Sometimes the truth is rude

I saw a friend of mine last night. Hadn’t seen him for about ten years. Long story short … he got huge.

We were walking around an open air mall, and it was a bit chilly. He had no jacket, whereas I’d brought mine. I commented that he must be cold, and he said, “Nah, I got enough body fat to keep me warm.” (Note, I did not bring up his excess fatness first. I may have, had he not mentioned it, but as it happens, I did not initiate the discussion.) He went on to tell me that his doctor had just checked his body fat percentage and it had come out to 33%.

“Wow,” I remarked, “you’ re morbidly obese.”

“What?” he asked, sounding shocked.

I admitted that I did not really know if 33% body fat made him morbidly obese, but he was definitely obese.

“I dunno,” he relaxed. “I don’t think I’m that big.”

“Dude,” I said, looking right at him, “you’re huge.”

My wife was with us. She thought my remarks were rude and said as much. Hmmmm…. I was just stating the facts, as I saw them. The guy is 5’8″ and 230. That’s dangerously huge. I should be polite? I should “support” my friend by telling him things are not so bad for him? NO!

Before I had my wake up call, I did not realize I was as huge as I was. I would remark about how huge other people were, without realizing I was that huge myself. It took some well-placed comments by people, as well as some photographs, to get me to see I needed to lose weight.

I aim to provide that same motivation for others.

Despite what many people think, supporting your friends and family is not hiding the truth from them.

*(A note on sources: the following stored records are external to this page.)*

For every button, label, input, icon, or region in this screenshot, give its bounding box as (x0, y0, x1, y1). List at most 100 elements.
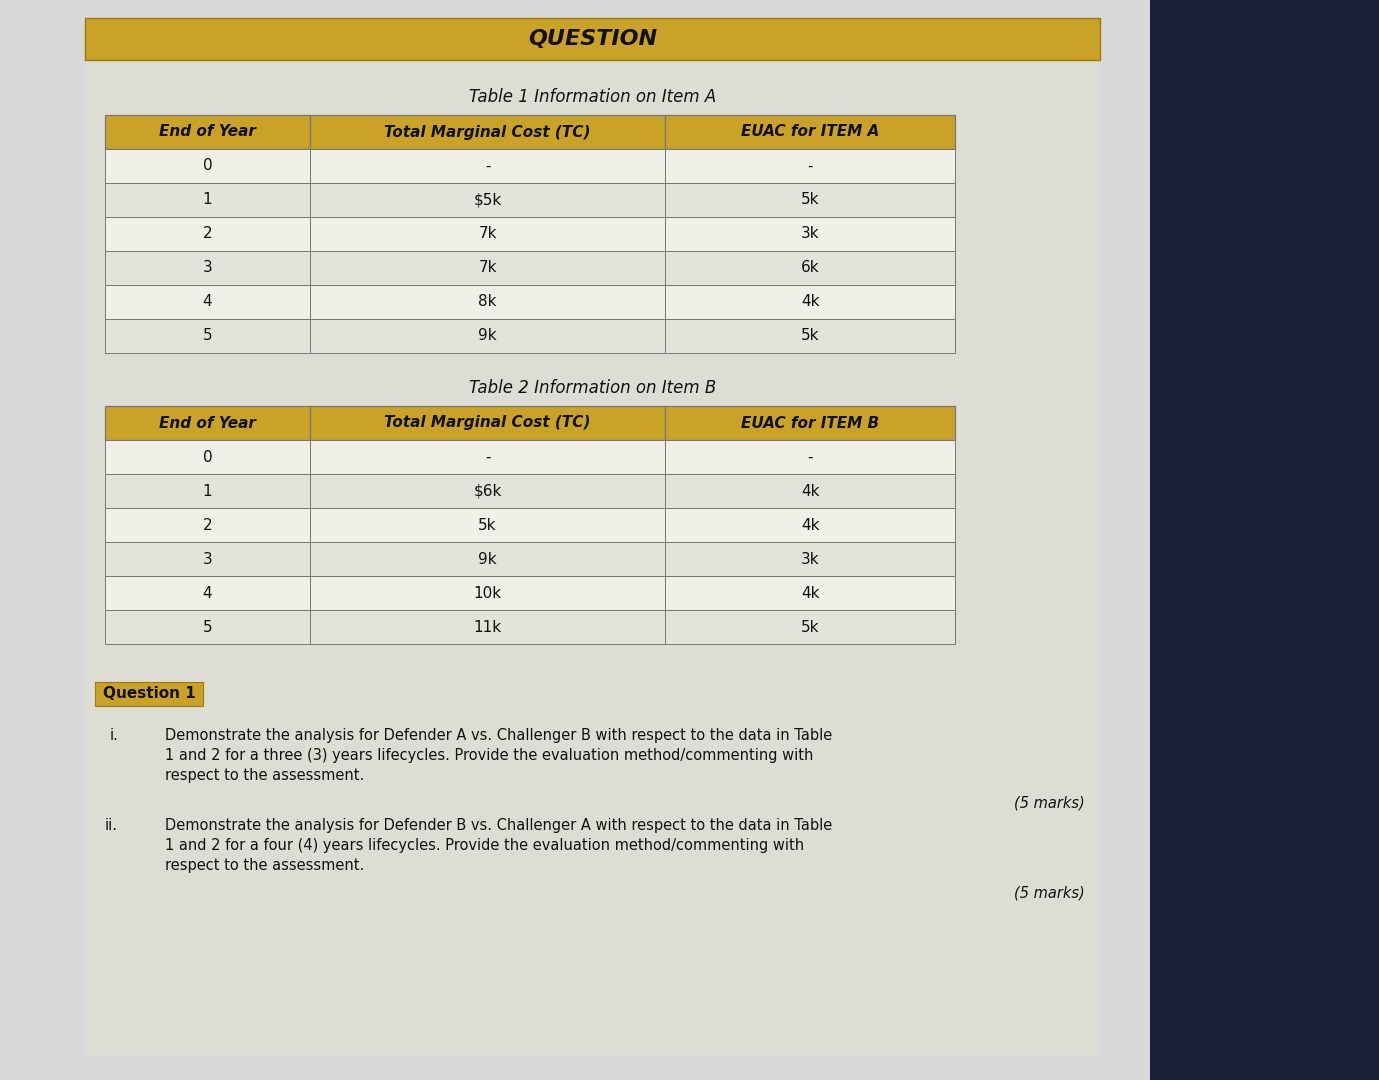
Text: ii.: ii. (105, 818, 119, 833)
Text: Total Marginal Cost (TC): Total Marginal Cost (TC) (385, 416, 590, 431)
Text: 5: 5 (203, 620, 212, 634)
Bar (665, 508, 956, 542)
Text: 1: 1 (203, 484, 212, 499)
Bar (665, 285, 956, 319)
Bar (310, 319, 665, 353)
Text: 4k: 4k (801, 517, 819, 532)
Text: 4: 4 (203, 295, 212, 310)
Text: -: - (807, 449, 812, 464)
Text: 6k: 6k (801, 260, 819, 275)
Bar (105, 576, 310, 610)
Bar (310, 114, 665, 149)
Text: 4k: 4k (801, 295, 819, 310)
Text: 5: 5 (203, 328, 212, 343)
Text: Table 2 Information on Item B: Table 2 Information on Item B (469, 379, 716, 397)
Text: 3: 3 (203, 552, 212, 567)
Text: 5k: 5k (801, 192, 819, 207)
Bar (665, 440, 956, 474)
Text: 9k: 9k (479, 552, 496, 567)
Text: 4k: 4k (801, 585, 819, 600)
Bar (310, 217, 665, 251)
Text: Total Marginal Cost (TC): Total Marginal Cost (TC) (385, 124, 590, 139)
Text: 0: 0 (203, 159, 212, 174)
Bar (105, 149, 310, 183)
Bar (105, 542, 310, 576)
Text: 1 and 2 for a four (4) years lifecycles. Provide the evaluation method/commentin: 1 and 2 for a four (4) years lifecycles.… (165, 838, 804, 853)
Bar (1150, 0, 1379, 1080)
Text: 4k: 4k (801, 484, 819, 499)
Text: Question 1: Question 1 (102, 687, 196, 702)
Text: Demonstrate the analysis for Defender A vs. Challenger B with respect to the dat: Demonstrate the analysis for Defender A … (165, 728, 833, 743)
Text: 9k: 9k (479, 328, 496, 343)
Bar (105, 217, 310, 251)
Bar (105, 319, 310, 353)
Text: End of Year: End of Year (159, 124, 256, 139)
Text: 5k: 5k (801, 620, 819, 634)
Text: respect to the assessment.: respect to the assessment. (165, 858, 364, 873)
Bar (310, 251, 665, 285)
Bar (665, 576, 956, 610)
Text: 7k: 7k (479, 260, 496, 275)
Text: -: - (807, 159, 812, 174)
Bar (310, 183, 665, 217)
Bar (105, 508, 310, 542)
Text: $6k: $6k (473, 484, 502, 499)
Text: 4: 4 (203, 585, 212, 600)
Text: $5k: $5k (473, 192, 502, 207)
Text: 5k: 5k (801, 328, 819, 343)
Text: 0: 0 (203, 449, 212, 464)
Bar (105, 474, 310, 508)
Bar (310, 610, 665, 644)
Text: End of Year: End of Year (159, 416, 256, 431)
Bar (310, 440, 665, 474)
Bar (310, 576, 665, 610)
Bar (105, 251, 310, 285)
Text: Table 1 Information on Item A: Table 1 Information on Item A (469, 87, 716, 106)
Text: i.: i. (110, 728, 119, 743)
Text: -: - (485, 159, 491, 174)
Bar (0, 0, 1150, 1080)
Bar (665, 149, 956, 183)
Bar (105, 610, 310, 644)
Text: 7k: 7k (479, 227, 496, 242)
Bar (310, 285, 665, 319)
Bar (105, 285, 310, 319)
Text: 10k: 10k (473, 585, 502, 600)
Text: Demonstrate the analysis for Defender B vs. Challenger A with respect to the dat: Demonstrate the analysis for Defender B … (165, 818, 833, 833)
Text: EUAC for ITEM B: EUAC for ITEM B (741, 416, 878, 431)
Text: 5k: 5k (479, 517, 496, 532)
Bar (95, 681, 203, 706)
Text: 2: 2 (203, 517, 212, 532)
Text: -: - (485, 449, 491, 464)
Text: 3k: 3k (801, 227, 819, 242)
Bar (665, 406, 956, 440)
Bar (85, 25, 1100, 1055)
Text: 1 and 2 for a three (3) years lifecycles. Provide the evaluation method/commenti: 1 and 2 for a three (3) years lifecycles… (165, 748, 814, 762)
Text: (5 marks): (5 marks) (1014, 796, 1085, 811)
Text: 3k: 3k (801, 552, 819, 567)
Text: (5 marks): (5 marks) (1014, 886, 1085, 901)
Bar (105, 183, 310, 217)
Bar (310, 406, 665, 440)
Bar (665, 319, 956, 353)
Bar (665, 251, 956, 285)
Text: respect to the assessment.: respect to the assessment. (165, 768, 364, 783)
Bar (105, 114, 310, 149)
Bar (105, 440, 310, 474)
Bar (665, 183, 956, 217)
Bar (665, 114, 956, 149)
Bar (105, 406, 310, 440)
Text: 1: 1 (203, 192, 212, 207)
Text: EUAC for ITEM A: EUAC for ITEM A (741, 124, 880, 139)
Bar (310, 474, 665, 508)
Bar (85, 18, 1100, 60)
Text: 2: 2 (203, 227, 212, 242)
Text: QUESTION: QUESTION (528, 29, 656, 49)
Bar (665, 610, 956, 644)
Bar (665, 217, 956, 251)
Bar (310, 508, 665, 542)
Bar (310, 149, 665, 183)
Text: 3: 3 (203, 260, 212, 275)
Text: 8k: 8k (479, 295, 496, 310)
Text: 11k: 11k (473, 620, 502, 634)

There is a word for that — it’s “enabling”. If you choose not to point out your friend’s self-destructive behavior, you are enabling that person to continue that behavior.

The problem is that we accept obesity in our society, and that’s probably because so many of us are obese. Of course, we all still make fun of the 400-pound guy taking up two seats at the theater, but being 230 at 5’8″ is just fine. Sorry, but I just don’t buy it.

Sometimes the truth is rude. But sometimes that rudeness can get someone you care about on the track to better health.